Der Grund: Das Land Berlin hat für 2003 seinen Zuschuss in Höhe von 370 000 Euro gestrichen, wodurch die Hälfte des Instituts-Haushaltes weggebrochen ist. Die andere Hälfte setzt sich zusammen aus Fördergeldern des Bundesministeriums für Familie, Senioren, Frauen und Jugend, der IHK Berlin, des Deutschen Städtetages und Eigeneinnahmen. Wenn sich bis Ende Mai kein Sponsor findet, der für den Landeszuschuss einspringt, müssen am 1. Juni betriebsbedingte Kündigungen für ein Großteil der 22 Mitarbeiter des DZI ausgesprochen werden.

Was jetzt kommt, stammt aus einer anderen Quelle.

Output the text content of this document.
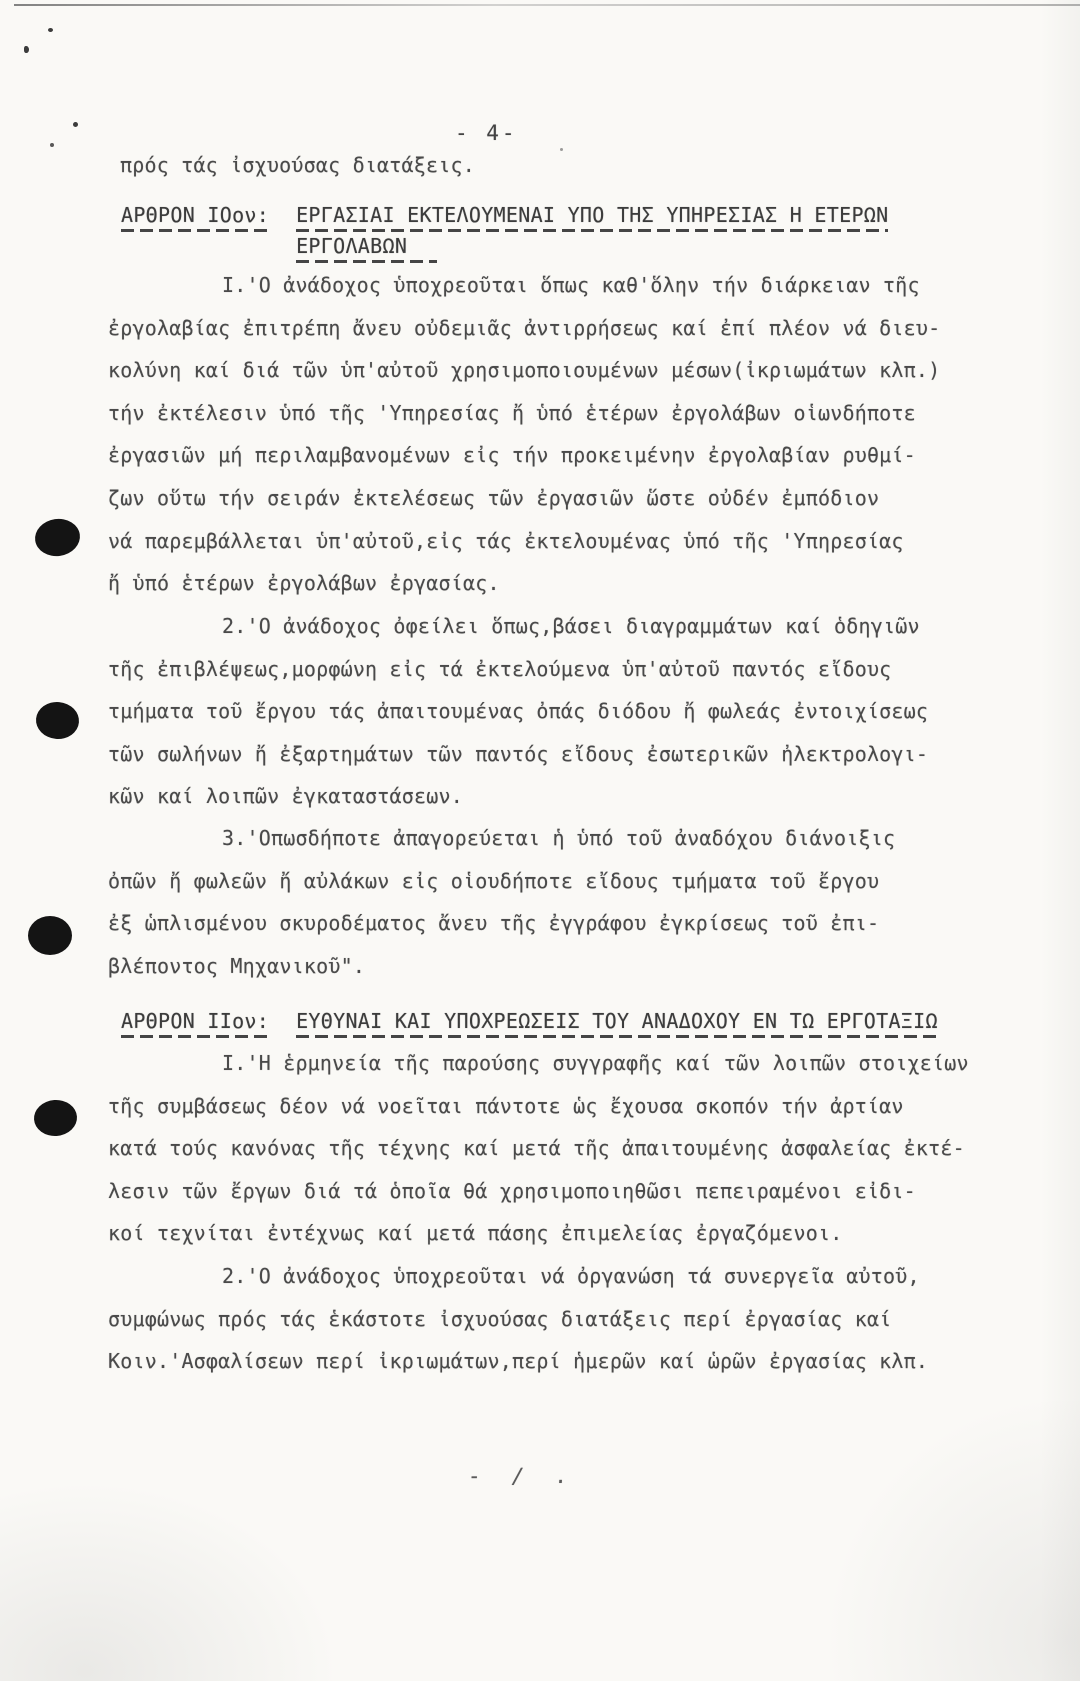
- 4-
πρός τάς ἰσχυούσας διατάξεις.
ΑΡΘΡΟΝ ΙΟον: ΕΡΓΑΣΙΑΙ ΕΚΤΕΛΟΥΜΕΝΑΙ ΥΠΟ ΤΗΣ ΥΠΗΡΕΣΙΑΣ Η ΕΤΕΡΩΝ
ΕΡΓΟΛΑΒΩΝ
Ι.'Ο ἀνάδοχος ὑποχρεοῦται ὅπως καθ'ὅλην τήν διάρκειαν τῆς
ἐργολαβίας ἐπιτρέπη ἄνευ οὐδεμιᾶς ἀντιρρήσεως καί ἐπί πλέον νά διευ-
κολύνη καί διά τῶν ὑπ'αὐτοῦ χρησιμοποιουμένων μέσων(ἰκριωμάτων κλπ.)
τήν ἐκτέλεσιν ὑπό τῆς 'Υπηρεσίας ἤ ὑπό ἑτέρων ἐργολάβων οἱωνδήποτε
ἐργασιῶν μή περιλαμβανομένων εἰς τήν προκειμένην ἐργολαβίαν ρυθμί-
ζων οὕτω τήν σειράν ἐκτελέσεως τῶν ἐργασιῶν ὥστε οὐδέν ἐμπόδιον
νά παρεμβάλλεται ὑπ'αὐτοῦ,εἰς τάς ἐκτελουμένας ὑπό τῆς 'Υπηρεσίας
ἤ ὑπό ἑτέρων ἐργολάβων ἐργασίας.
2.'Ο ἀνάδοχος ὀφείλει ὅπως,βάσει διαγραμμάτων καί ὁδηγιῶν
τῆς ἐπιβλέψεως,μορφώνη εἰς τά ἐκτελούμενα ὑπ'αὐτοῦ παντός εἴδους
τμήματα τοῦ ἔργου τάς ἀπαιτουμένας ὀπάς διόδου ἤ φωλεάς ἐντοιχίσεως
τῶν σωλήνων ἤ ἐξαρτημάτων τῶν παντός εἴδους ἐσωτερικῶν ἠλεκτρολογι-
κῶν καί λοιπῶν ἐγκαταστάσεων.
3.'Οπωσδήποτε ἀπαγορεύεται ἡ ὑπό τοῦ ἀναδόχου διάνοιξις
ὀπῶν ἤ φωλεῶν ἤ αὐλάκων εἰς οἱουδήποτε εἴδους τμήματα τοῦ ἔργου
ἐξ ὡπλισμένου σκυροδέματος ἄνευ τῆς ἐγγράφου ἐγκρίσεως τοῦ ἐπι-
βλέποντος Μηχανικοῦ".
ΑΡΘΡΟΝ ΙΙον: ΕΥΘΥΝΑΙ ΚΑΙ ΥΠΟΧΡΕΩΣΕΙΣ ΤΟΥ ΑΝΑΔΟΧΟΥ ΕΝ ΤΩ ΕΡΓΟΤΑΞΙΩ
Ι.'Η ἑρμηνεία τῆς παρούσης συγγραφῆς καί τῶν λοιπῶν στοιχείων
τῆς συμβάσεως δέον νά νοεῖται πάντοτε ὡς ἔχουσα σκοπόν τήν ἀρτίαν
κατά τούς κανόνας τῆς τέχνης καί μετά τῆς ἀπαιτουμένης ἀσφαλείας ἐκτέ-
λεσιν τῶν ἔργων διά τά ὁποῖα θά χρησιμοποιηθῶσι πεπειραμένοι εἰδι-
κοί τεχνίται ἐντέχνως καί μετά πάσης ἐπιμελείας ἐργαζόμενοι.
2.'Ο ἀνάδοχος ὑποχρεοῦται νά ὀργανώση τά συνεργεῖα αὐτοῦ,
συμφώνως πρός τάς ἑκάστοτε ἰσχυούσας διατάξεις περί ἐργασίας καί
Κοιν.'Ασφαλίσεων περί ἰκριωμάτων,περί ἡμερῶν καί ὡρῶν ἐργασίας κλπ.
- / .
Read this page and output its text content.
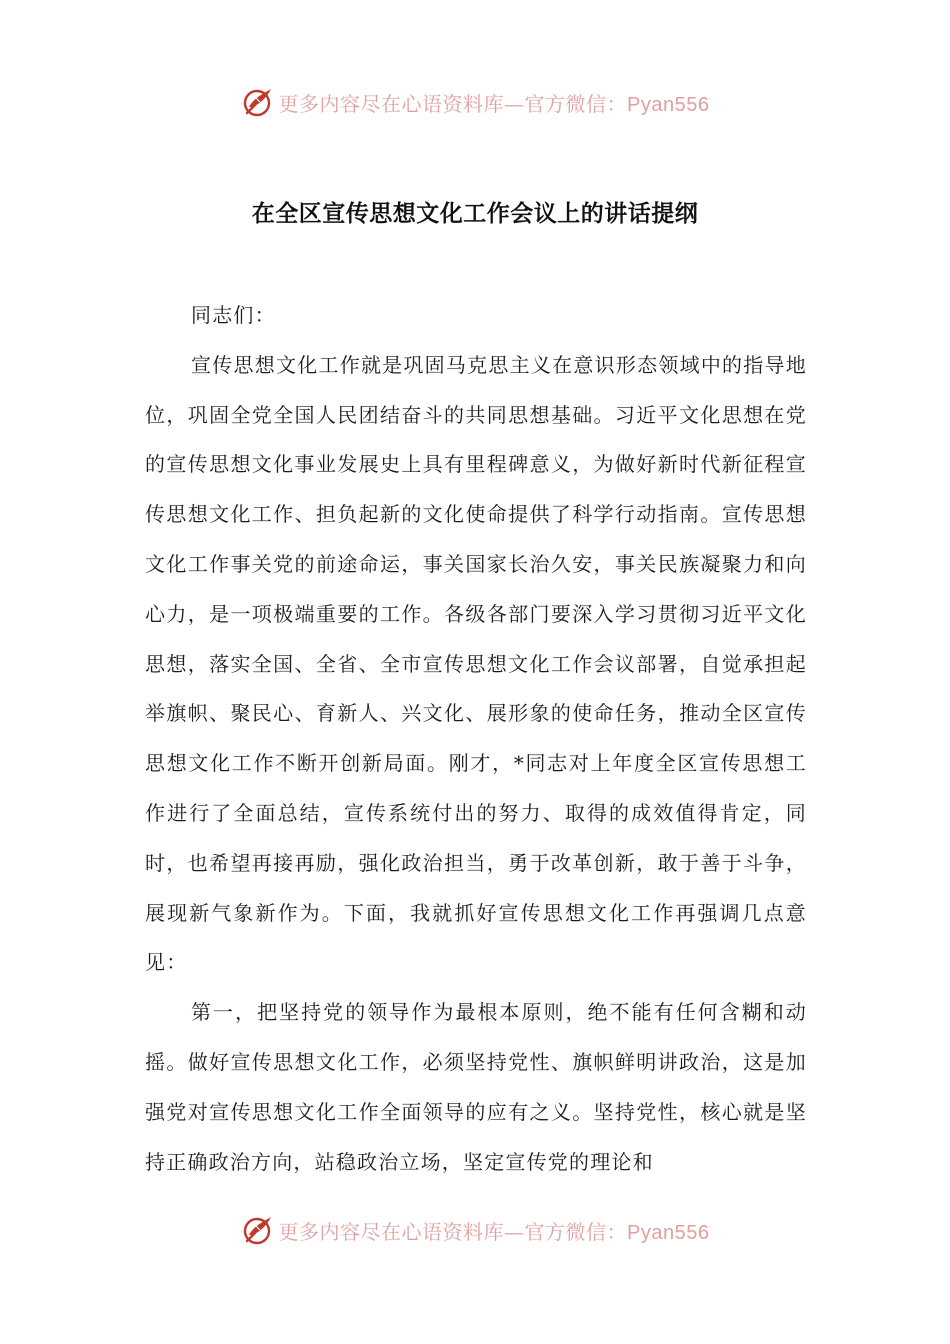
更多内容尽在心语资料库—官方微信：Pyan556
在全区宣传思想文化工作会议上的讲话提纲

同志们：

宣传思想文化工作就是巩固马克思主义在意识形态领域中的指导地位，巩固全党全国人民团结奋斗的共同思想基础。习近平文化思想在党的宣传思想文化事业发展史上具有里程碑意义，为做好新时代新征程宣传思想文化工作、担负起新的文化使命提供了科学行动指南。宣传思想文化工作事关党的前途命运，事关国家长治久安，事关民族凝聚力和向心力，是一项极端重要的工作。各级各部门要深入学习贯彻习近平文化思想，落实全国、全省、全市宣传思想文化工作会议部署，自觉承担起举旗帜、聚民心、育新人、兴文化、展形象的使命任务，推动全区宣传思想文化工作不断开创新局面。刚才，*同志对上年度全区宣传思想工作进行了全面总结，宣传系统付出的努力、取得的成效值得肯定，同时，也希望再接再励，强化政治担当，勇于改革创新，敢于善于斗争，展现新气象新作为。下面，我就抓好宣传思想文化工作再强调几点意见：

第一，把坚持党的领导作为最根本原则，绝不能有任何含糊和动摇。做好宣传思想文化工作，必须坚持党性、旗帜鲜明讲政治，这是加强党对宣传思想文化工作全面领导的应有之义。坚持党性，核心就是坚持正确政治方向，站稳政治立场，坚定宣传党的理论和

更多内容尽在心语资料库—官方微信：Pyan556
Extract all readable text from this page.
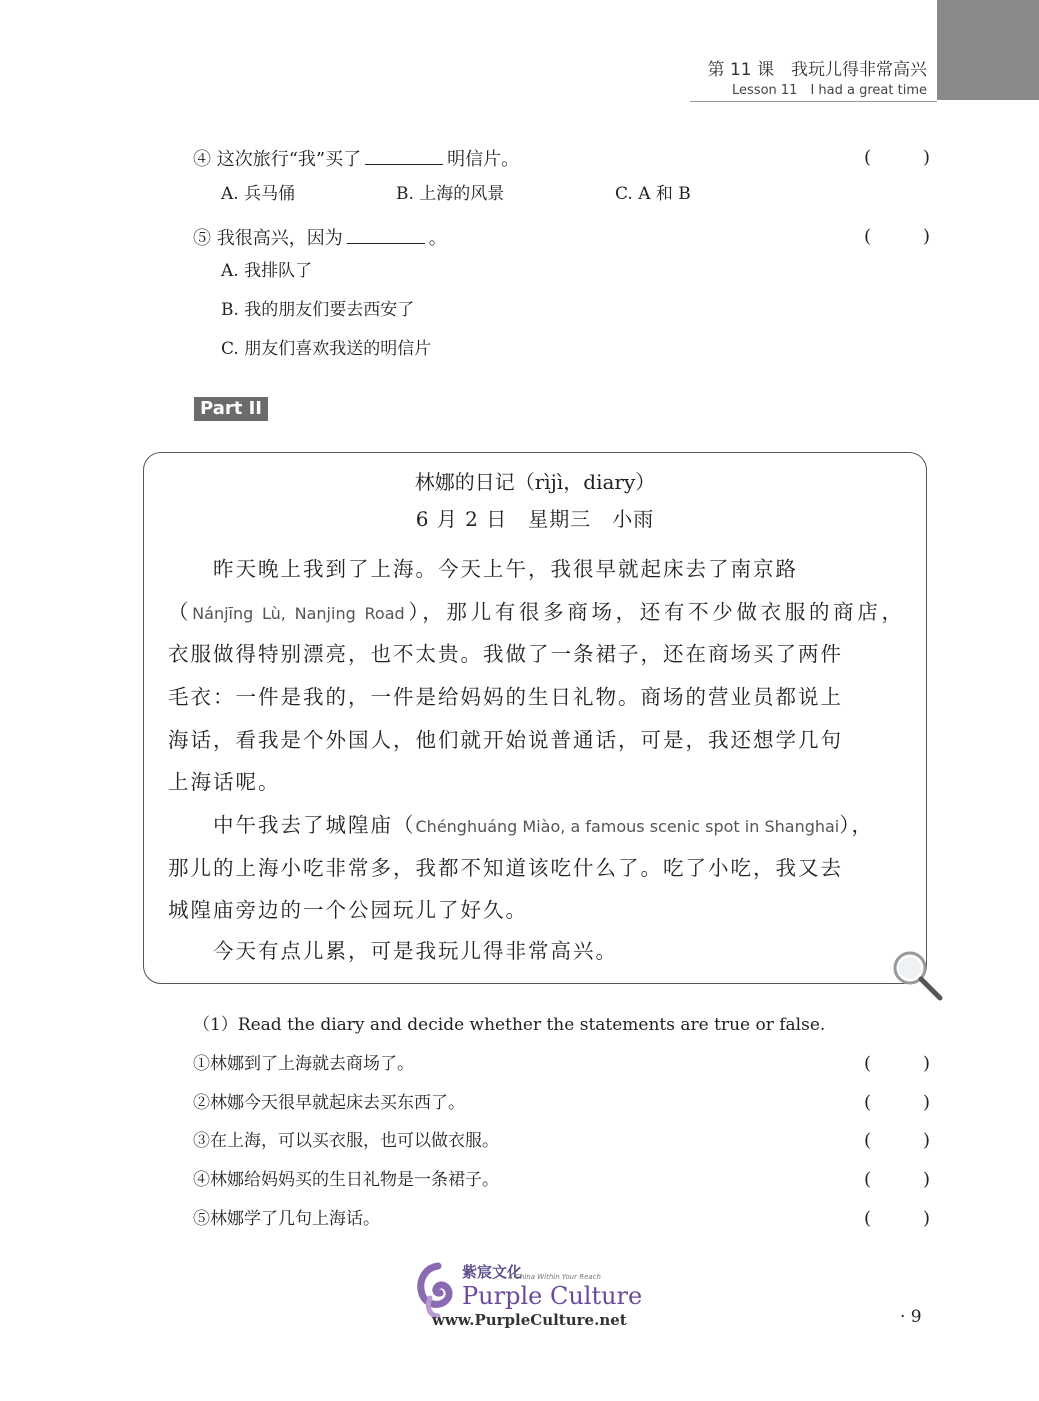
第 11 课　我玩儿得非常高兴
Lesson 11　I had a great time
④ 这次旅行“我”买了	明信片。	(	)
A. 兵马俑	B. 上海的风景	C. A 和 B
⑤ 我很高兴，因为	。	(	)
A. 我排队了
B. 我的朋友们要去西安了
C. 朋友们喜欢我送的明信片
Part II
林娜的日记（rìjì，diary）
6 月 2 日　星期三　小雨
　　昨天晚上我到了上海。今天上午，我很早就起床去了南京路
（Nánjīng Lù, Nanjing Road），那儿有很多商场，还有不少做衣服的商店，
衣服做得特别漂亮，也不太贵。我做了一条裙子，还在商场买了两件
毛衣：一件是我的，一件是给妈妈的生日礼物。商场的营业员都说上
海话，看我是个外国人，他们就开始说普通话，可是，我还想学几句
上海话呢。
　　中午我去了城隍庙（Chénghuáng Miào, a famous scenic spot in Shanghai），
那儿的上海小吃非常多，我都不知道该吃什么了。吃了小吃，我又去
城隍庙旁边的一个公园玩儿了好久。
　　今天有点儿累，可是我玩儿得非常高兴。
（1）Read the diary and decide whether the statements are true or false.
①林娜到了上海就去商场了。	(	)
②林娜今天很早就起床去买东西了。	(	)
③在上海，可以买衣服，也可以做衣服。	(	)
④林娜给妈妈买的生日礼物是一条裙子。	(	)
⑤林娜学了几句上海话。	(	)
紫宸文化
A China Within Your Reach
Purple Culture
www.PurpleCulture.net	· 9
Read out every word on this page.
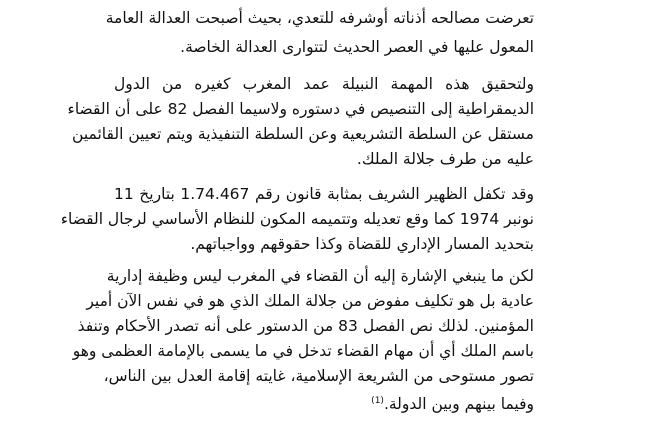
تعرضت مصالحه أذناته أوشرفه للتعدي، بحيث أصبحت العدالة العامة
المعول عليها في العصر الحديث لتتوارى العدالة الخاصة.
ولتحقيق هذه المهمة النبيلة عمد المغرب كغيره من الدول
الديمقراطية إلى التنصيص في دستوره ولاسيما الفصل 82 على أن القضاء
مستقل عن السلطة التشريعية وعن السلطة التنفيذية ويتم تعيين القائمين
عليه من طرف جلالة الملك.
وقد تكفل الظهير الشريف بمثابة قانون رقم 1.74.467 بتاريخ 11
نونبر 1974 كما وقع تعديله وتتميمه المكون للنظام الأساسي لرجال القضاء
بتحديد المسار الإداري للقضاة وكذا حقوقهم وواجباتهم.
لكن ما ينبغي الإشارة إليه أن القضاء في المغرب ليس وظيفة إدارية
عادية بل هو تكليف مفوض من جلالة الملك الذي هو في نفس الآن أمير
المؤمنين. لذلك نص الفصل 83 من الدستور على أنه تصدر الأحكام وتنفذ
باسم الملك أي أن مهام القضاء تدخل في ما يسمى بالإمامة العظمى وهو
تصور مستوحى من الشريعة الإسلامية، غايته إقامة العدل بين الناس،
وفيما بينهم وبين الدولة.$^{(1)}$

"Das wäre eine Katastrophe", sagt Hans-Joachim Kemper vom Bundesverband der Deutschen Industrie (BDI), "an wen sollen wir uns dann wenden?". An die vom BDI vertretenen Industrieunternehmen gehen immer mehr Spendenaufrufe, und es werde immer schwerer, die dahinter stehenden Organisationen zu beurteilen. "Das DZI ist unentbehrlich, wenn man herausfinden will, was eine Organisation mit den Spendengeldern tatsächlich macht", sagt auch Elisabeth Viebig, die bei Daimler-Chrysler Spenden verteilt. Sie hat auch das Spenden-Siegel-Bulletin des DZI abonniert. Das Heft wird zweimal im Jahr aktualisiert und listet die Hilfswerke auf, die das DZI mit dem Spenden-Siegel ausgezeichnet hat. Momentan sind es 150. Sie machen aber nur rund ein Drittel des gesamten Spendenvolumens in Deutschland aus. Die Gefahr, einer unseriösen Spendenaufforderung aufzusitzen, ist also groß. Wer das Siegel haben will, sollte sachlich für seine Belange werben, die Spenden für den gemeinnützigen Zweck verwenden und seine Bücher offen legen. Die Gebühren für das Siegel belaufen sich auf 500 bis 8000 Euro, je nach Spendenaufkommen der Organisation. "Wenn wir mehr verlangen, machen wir uns abhängig", sagt Ingrid Stahmer, die DZI-Vorstandsvorsitzende und ehemalige Berliner Sozialsenatorin. Von Bedeutung ist nicht nur das Hilfswerke-Archiv, sondern auch die Bibliothek, in der das DZI seit 1893 Literatur zur Sozialarbeit, Sozialpädagogik und Wohlfahrtspflege zusammenträgt, die umfassendste Sammlung ihrer Art in Deutschland.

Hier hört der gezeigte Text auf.